Are you paying over the odds for groceries?
According to Which?, shoppers could be paying almost four times more than they need to for the same branded grocery products at certain times.
The consumer champion’s supermarket pricing investigation analysed more than a million prices for 493 branded grocery items at Asda, Morrisons, Ocado, Sainsbury’s, Tesco and Waitrose throughout 2020.
The investigation found that shoppers could be paying over the odds for the same products depending on the days they shop. It also identified the types of grocery products that fluctuate the most when it comes to price.
Products with the most fluctuating prices
Lavazza Qualita Rossa Ground Coffee (250g) at Ocado had the most dramatic price difference, as the investigation found shoppers could pay almost four times more for the same product on different days.

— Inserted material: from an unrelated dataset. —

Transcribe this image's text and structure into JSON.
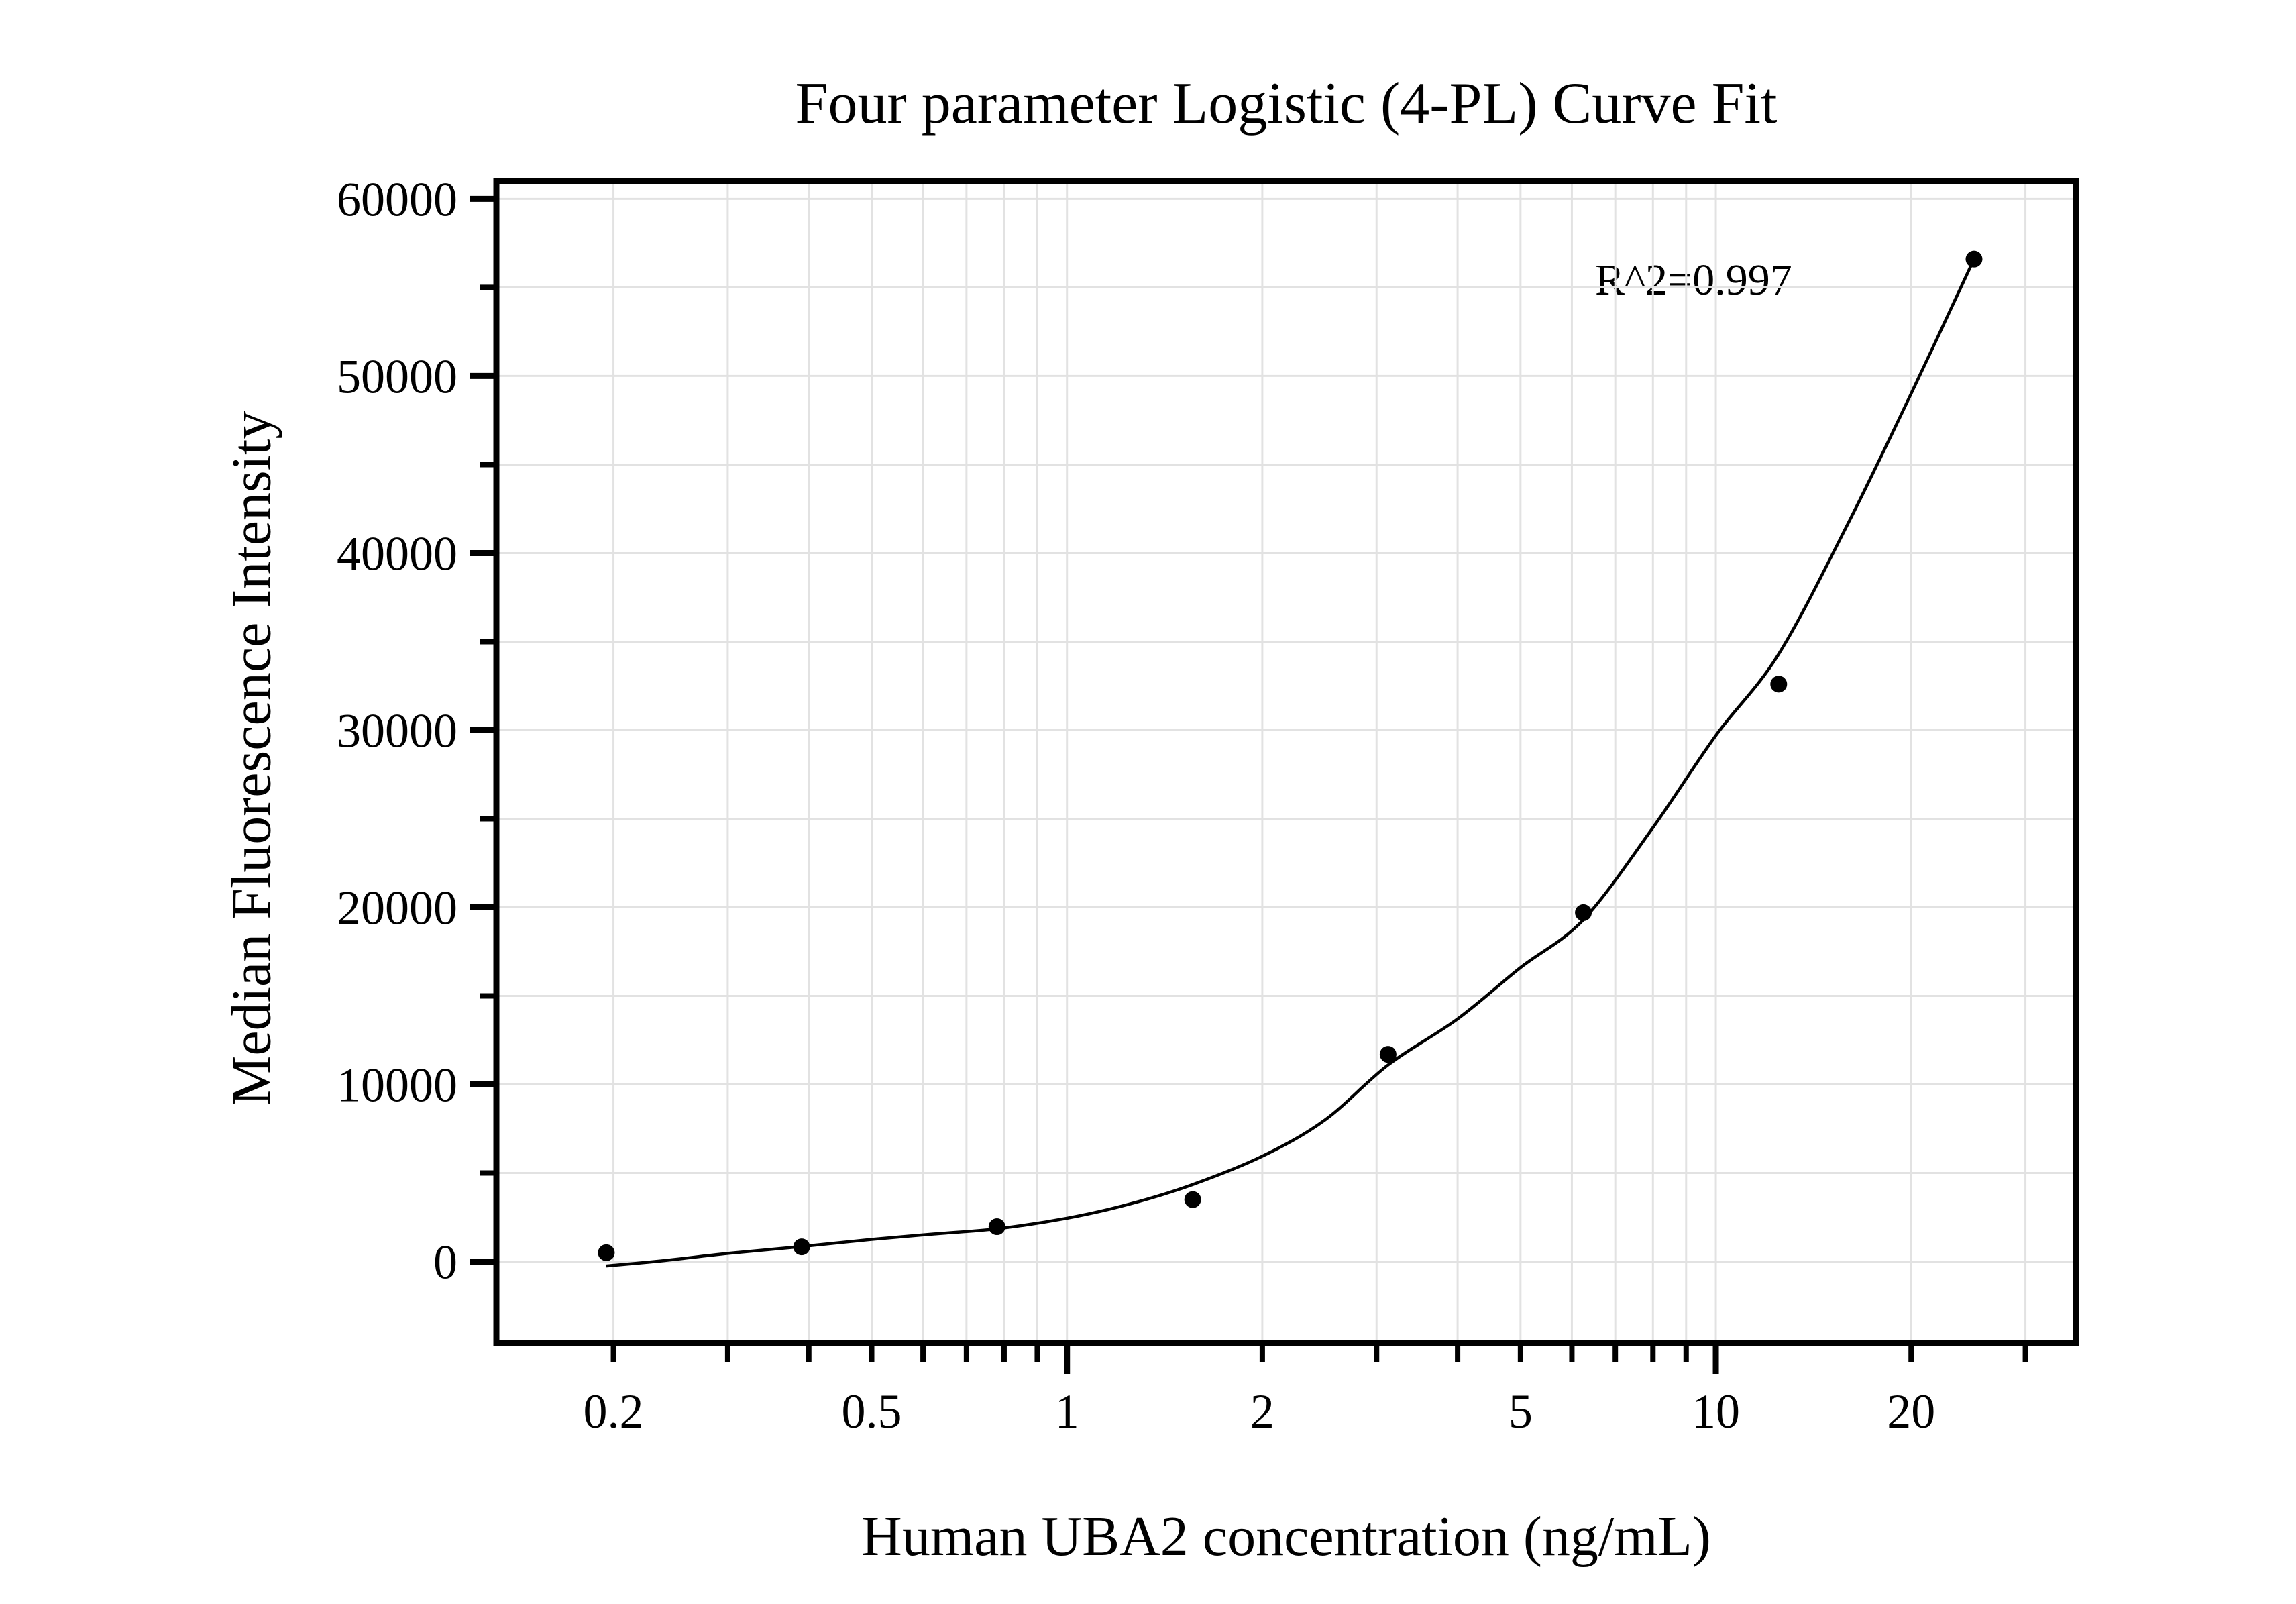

It was at its cheapest price of £1.30 for 63 days in 2020, however for more than a third of the year (130 days), it cost £5 – a 284% difference for the same product. Ocado said this price fluctuation was an error that has now been corrected.
The price for Müller yogurts illustrated the so-called ‘high-low’ tactic used by many supermarkets – when prices are dramatically hiked and then slashed at regular intervals. For example, Müller Light Greek Luscious Lemon yogurts fluctuated substantially at Sainsbury’s during 2020, flipping between £1 and £2.75 – a 175% price difference – at roughly three-week intervals. The same product was also available for £1 or less in at least one of the major supermarkets for about 85% of the year.

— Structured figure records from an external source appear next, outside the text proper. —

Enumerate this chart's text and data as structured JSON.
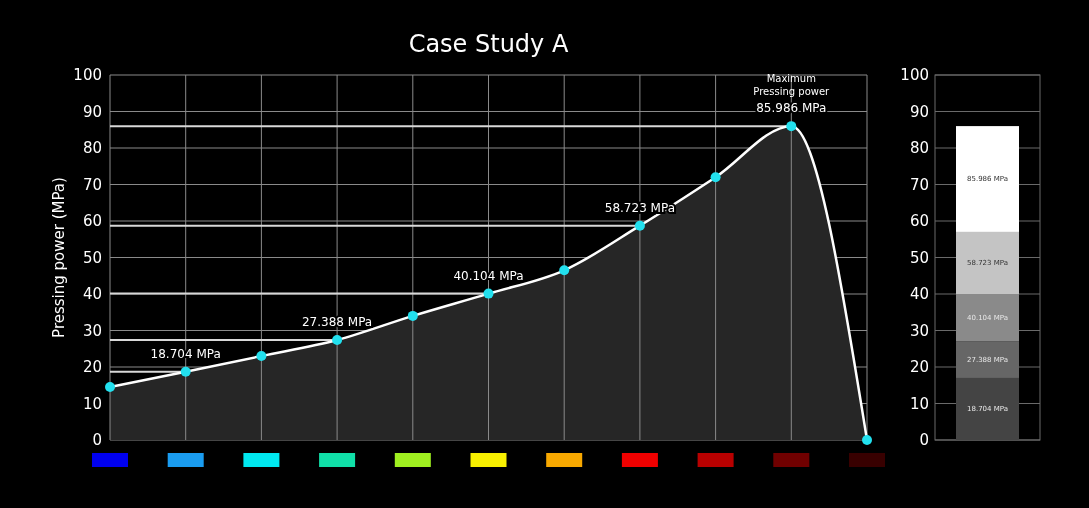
{
  "chart_data": [
    {
      "type": "area",
      "title": "Case Study A",
      "ylabel": "Pressing power (MPa)",
      "categories": [
        null,
        null,
        null,
        null,
        null,
        null,
        null,
        null,
        null,
        null,
        null
      ],
      "series": [
        {
          "color": "#ffffff",
          "values": [
            14.5,
            18.704,
            23,
            27.388,
            34,
            40.104,
            46.5,
            58.723,
            72,
            85.986,
            0
          ],
          "value_labels": [
            null,
            "18.704 MPa",
            null,
            "27.388 MPa",
            null,
            "40.104 MPa",
            null,
            "58.723 MPa",
            null,
            "85.986 MPa",
            null
          ]
        }
      ],
      "ylim": [
        0,
        100
      ],
      "yticks": [
        0,
        10,
        20,
        30,
        40,
        50,
        60,
        70,
        80,
        90,
        100
      ],
      "grid": true,
      "marker": "circle",
      "line_style": "solid",
      "ref_lines": [
        {
          "axis": "y",
          "value": 18.704
        },
        {
          "axis": "y",
          "value": 27.388
        },
        {
          "axis": "y",
          "value": 40.104
        },
        {
          "axis": "y",
          "value": 58.723
        },
        {
          "axis": "y",
          "value": 85.986
        }
      ],
      "annotations": [
        "Maximum Pressing power"
      ]
    },
    {
      "type": "bar",
      "stacked": true,
      "categories": [
        null
      ],
      "series": [
        {
          "color": "#444444",
          "values": [
            17
          ]
        },
        {
          "color": "#666666",
          "values": [
            10
          ]
        },
        {
          "color": "#8a8a8a",
          "values": [
            13
          ]
        },
        {
          "color": "#c4c4c4",
          "values": [
            17
          ]
        },
        {
          "color": "#ffffff",
          "values": [
            29
          ]
        }
      ],
      "annotations": [
        "18.704 MPa",
        "27.388 MPa",
        "40.104 MPa",
        "58.723 MPa",
        "85.986 MPa"
      ],
      "ylim": [
        0,
        100
      ],
      "yticks": [
        0,
        10,
        20,
        30,
        40,
        50,
        60,
        70,
        80,
        90,
        100
      ],
      "grid": "y"
    }
  ]
}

Other products that saw significant price variations included Carte D’Or Vanilla Ice Cream and Lloyd Grossman Tomato and Basil Sauce at Asda – with prices fluctuating by 133% and 125% respectively.

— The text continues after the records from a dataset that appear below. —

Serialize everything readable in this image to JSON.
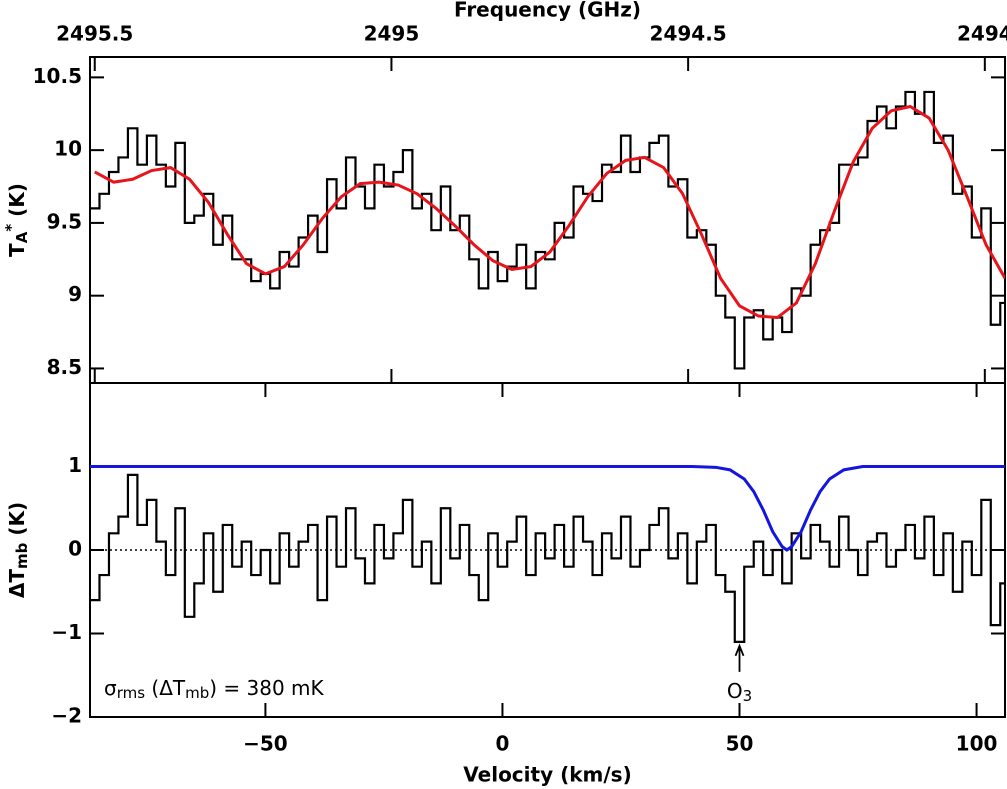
{
  "chart_data": [
    {
      "type": "step",
      "x2label": "Frequency (GHz)",
      "x2lim": [
        2495.508,
        2493.966
      ],
      "x2ticks": [
        2495.5,
        2495,
        2494.5,
        2494
      ],
      "ylabel_parts": [
        {
          "text": "T"
        },
        {
          "text": "A",
          "sub": true
        },
        {
          "text": "*",
          "sup": true
        },
        {
          "text": " (K)"
        }
      ],
      "xlim": [
        -87,
        106
      ],
      "ylim": [
        8.4,
        10.64
      ],
      "yticks": [
        8.5,
        9,
        9.5,
        10,
        10.5
      ],
      "x": [
        -86,
        -84,
        -82,
        -80,
        -78,
        -76,
        -74,
        -72,
        -70,
        -68,
        -66,
        -64,
        -62,
        -60,
        -58,
        -56,
        -54,
        -52,
        -50,
        -48,
        -46,
        -44,
        -42,
        -40,
        -38,
        -36,
        -34,
        -32,
        -30,
        -28,
        -26,
        -24,
        -22,
        -20,
        -18,
        -16,
        -14,
        -12,
        -10,
        -8,
        -6,
        -4,
        -2,
        0,
        2,
        4,
        6,
        8,
        10,
        12,
        14,
        16,
        18,
        20,
        22,
        24,
        26,
        28,
        30,
        32,
        34,
        36,
        38,
        40,
        42,
        44,
        46,
        48,
        50,
        52,
        54,
        56,
        58,
        60,
        62,
        64,
        66,
        68,
        70,
        72,
        74,
        76,
        78,
        80,
        82,
        84,
        86,
        88,
        90,
        92,
        94,
        96,
        98,
        100,
        102,
        104,
        106
      ],
      "series": [
        {
          "color": "#000000",
          "style": "step",
          "values": [
            9.6,
            9.7,
            9.85,
            9.95,
            10.15,
            9.9,
            10.1,
            9.9,
            9.75,
            10.05,
            9.5,
            9.55,
            9.7,
            9.35,
            9.55,
            9.25,
            9.25,
            9.1,
            9.15,
            9.05,
            9.3,
            9.2,
            9.4,
            9.55,
            9.3,
            9.8,
            9.6,
            9.95,
            9.75,
            9.6,
            9.9,
            9.75,
            9.85,
            10.0,
            9.6,
            9.7,
            9.45,
            9.75,
            9.45,
            9.55,
            9.25,
            9.05,
            9.3,
            9.1,
            9.2,
            9.35,
            9.05,
            9.3,
            9.25,
            9.5,
            9.4,
            9.75,
            9.7,
            9.65,
            9.9,
            9.85,
            10.1,
            9.85,
            9.95,
            10.05,
            10.1,
            9.75,
            9.8,
            9.4,
            9.45,
            9.35,
            9.0,
            8.85,
            8.5,
            8.85,
            8.9,
            8.7,
            8.85,
            8.75,
            9.05,
            9.0,
            9.35,
            9.45,
            9.5,
            9.9,
            9.9,
            9.95,
            10.2,
            10.3,
            10.15,
            10.3,
            10.4,
            10.25,
            10.4,
            10.05,
            10.1,
            9.7,
            9.75,
            9.4,
            9.6,
            8.8,
            8.95
          ]
        },
        {
          "color": "#e8141b",
          "style": "line",
          "x": [
            -86,
            -82,
            -78,
            -74,
            -70,
            -66,
            -62,
            -58,
            -54,
            -50,
            -46,
            -42,
            -38,
            -34,
            -30,
            -26,
            -22,
            -18,
            -14,
            -10,
            -6,
            -2,
            2,
            6,
            10,
            14,
            18,
            22,
            26,
            30,
            34,
            38,
            42,
            46,
            50,
            54,
            58,
            62,
            66,
            70,
            74,
            78,
            82,
            86,
            90,
            94,
            98,
            102,
            106
          ],
          "values": [
            9.85,
            9.78,
            9.8,
            9.86,
            9.88,
            9.8,
            9.64,
            9.42,
            9.22,
            9.15,
            9.2,
            9.35,
            9.53,
            9.68,
            9.77,
            9.78,
            9.76,
            9.7,
            9.6,
            9.48,
            9.35,
            9.24,
            9.18,
            9.2,
            9.3,
            9.48,
            9.68,
            9.84,
            9.93,
            9.95,
            9.88,
            9.7,
            9.42,
            9.12,
            8.93,
            8.86,
            8.85,
            8.95,
            9.22,
            9.58,
            9.92,
            10.15,
            10.27,
            10.3,
            10.22,
            10.0,
            9.68,
            9.35,
            9.12
          ]
        }
      ]
    },
    {
      "type": "step",
      "xlabel": "Velocity (km/s)",
      "xlim": [
        -87,
        106
      ],
      "xticks": [
        {
          "value": -50,
          "label": "−50"
        },
        0,
        50,
        100
      ],
      "ylabel_parts": [
        {
          "text": "ΔT"
        },
        {
          "text": "mb",
          "sub": true
        },
        {
          "text": " (K)"
        }
      ],
      "ylim": [
        -2,
        2
      ],
      "yticks": [
        {
          "value": -2,
          "label": "−2"
        },
        {
          "value": -1,
          "label": "−1"
        },
        0,
        1
      ],
      "zero_line": true,
      "x": [
        -86,
        -84,
        -82,
        -80,
        -78,
        -76,
        -74,
        -72,
        -70,
        -68,
        -66,
        -64,
        -62,
        -60,
        -58,
        -56,
        -54,
        -52,
        -50,
        -48,
        -46,
        -44,
        -42,
        -40,
        -38,
        -36,
        -34,
        -32,
        -30,
        -28,
        -26,
        -24,
        -22,
        -20,
        -18,
        -16,
        -14,
        -12,
        -10,
        -8,
        -6,
        -4,
        -2,
        0,
        2,
        4,
        6,
        8,
        10,
        12,
        14,
        16,
        18,
        20,
        22,
        24,
        26,
        28,
        30,
        32,
        34,
        36,
        38,
        40,
        42,
        44,
        46,
        48,
        50,
        52,
        54,
        56,
        58,
        60,
        62,
        64,
        66,
        68,
        70,
        72,
        74,
        76,
        78,
        80,
        82,
        84,
        86,
        88,
        90,
        92,
        94,
        96,
        98,
        100,
        102,
        104,
        106
      ],
      "series": [
        {
          "color": "#000000",
          "style": "step",
          "values": [
            -0.6,
            -0.3,
            0.2,
            0.4,
            0.9,
            0.3,
            0.6,
            0.1,
            -0.3,
            0.5,
            -0.8,
            -0.4,
            0.2,
            -0.5,
            0.3,
            -0.2,
            0.1,
            -0.3,
            0.0,
            -0.4,
            0.2,
            -0.2,
            0.1,
            0.3,
            -0.6,
            0.4,
            -0.2,
            0.5,
            -0.1,
            -0.4,
            0.3,
            -0.1,
            0.2,
            0.6,
            -0.2,
            0.1,
            -0.4,
            0.5,
            -0.1,
            0.3,
            -0.3,
            -0.6,
            0.2,
            -0.2,
            0.1,
            0.4,
            -0.3,
            0.2,
            -0.1,
            0.3,
            -0.2,
            0.4,
            0.1,
            -0.3,
            0.2,
            -0.1,
            0.4,
            -0.2,
            0.0,
            0.3,
            0.5,
            -0.1,
            0.2,
            -0.4,
            0.1,
            0.3,
            -0.3,
            -0.5,
            -1.1,
            -0.2,
            0.1,
            -0.3,
            0.0,
            -0.4,
            0.2,
            -0.1,
            0.3,
            0.1,
            -0.2,
            0.4,
            0.0,
            -0.3,
            0.1,
            0.2,
            -0.2,
            0.0,
            0.3,
            -0.1,
            0.4,
            -0.3,
            0.2,
            -0.5,
            0.1,
            -0.3,
            0.6,
            -0.9,
            -0.4
          ]
        },
        {
          "color": "#1515e0",
          "style": "line",
          "x": [
            -87,
            40,
            45,
            48,
            51,
            53,
            55,
            57,
            59,
            60,
            61,
            63,
            65,
            67,
            69,
            72,
            76,
            106
          ],
          "values": [
            1,
            1,
            0.99,
            0.96,
            0.85,
            0.7,
            0.48,
            0.22,
            0.04,
            0.0,
            0.04,
            0.22,
            0.48,
            0.7,
            0.85,
            0.96,
            1,
            1
          ]
        }
      ],
      "annotations": [
        {
          "parts": [
            {
              "text": "σ"
            },
            {
              "text": "rms",
              "sub": true
            },
            {
              "text": " (ΔT"
            },
            {
              "text": "mb",
              "sub": true
            },
            {
              "text": ") = 380 mK"
            }
          ]
        },
        {
          "x": 50,
          "y": -1.1,
          "parts": [
            {
              "text": "O"
            },
            {
              "text": "3",
              "sub": true
            }
          ]
        }
      ]
    }
  ]
}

At Morrisons, shoppers could pick up a bottle of Shloer’s Red Grape Juice Drink for just £1 on a good day, however it cost more than double (£2.25) on other days, a 125% increase.
The investigation also analysed pricing at a category level, looking at 19 areas from chocolates to cheese, and found the price for branded cakes and biscuits fluctuated by 48% on average – more than any other category.
In this category, Which? analysed the price of 14 products and found a 10-pack of Cadbury Chocolate Mini Rolls at Asda had the biggest price difference. It cost just £1.20 at its cheapest but was more than double the price at £2.60 on certain days.
Which is the cheapest supermarket?
Across all 19 categories analysed, Asda had the lowest average prices for branded groceries, making it the best option for shoppers who prefer branded items but do not want to pay over the odds.
Waitrose was the most expensive supermarket for branded items in eight categories including energy drinks, ice cream and tea, and Ocado for seven categories including juice drinks, coffee and cheddar.
While Aldi and Lidl were not featured in the investigation, as they stock fewer branded goods, both budget supermarkets have won legions of customers by focusing on consistently low prices rather than deals and discounts. In Which?’s monthly price analysis, the cheapest supermarket is invariably either Aldi or Lidl.
Ele Clark, Which? Retail editor, said: “Our research reveals just how wildly food and drink prices can fluctuate from day to day, meaning people are at risk of massively overpaying for branded groceries depending on when and where they shop.
“We would recommend keeping an eye on the prices of your favourite products and stocking up when they’re discounted to avoid paying over the odds.”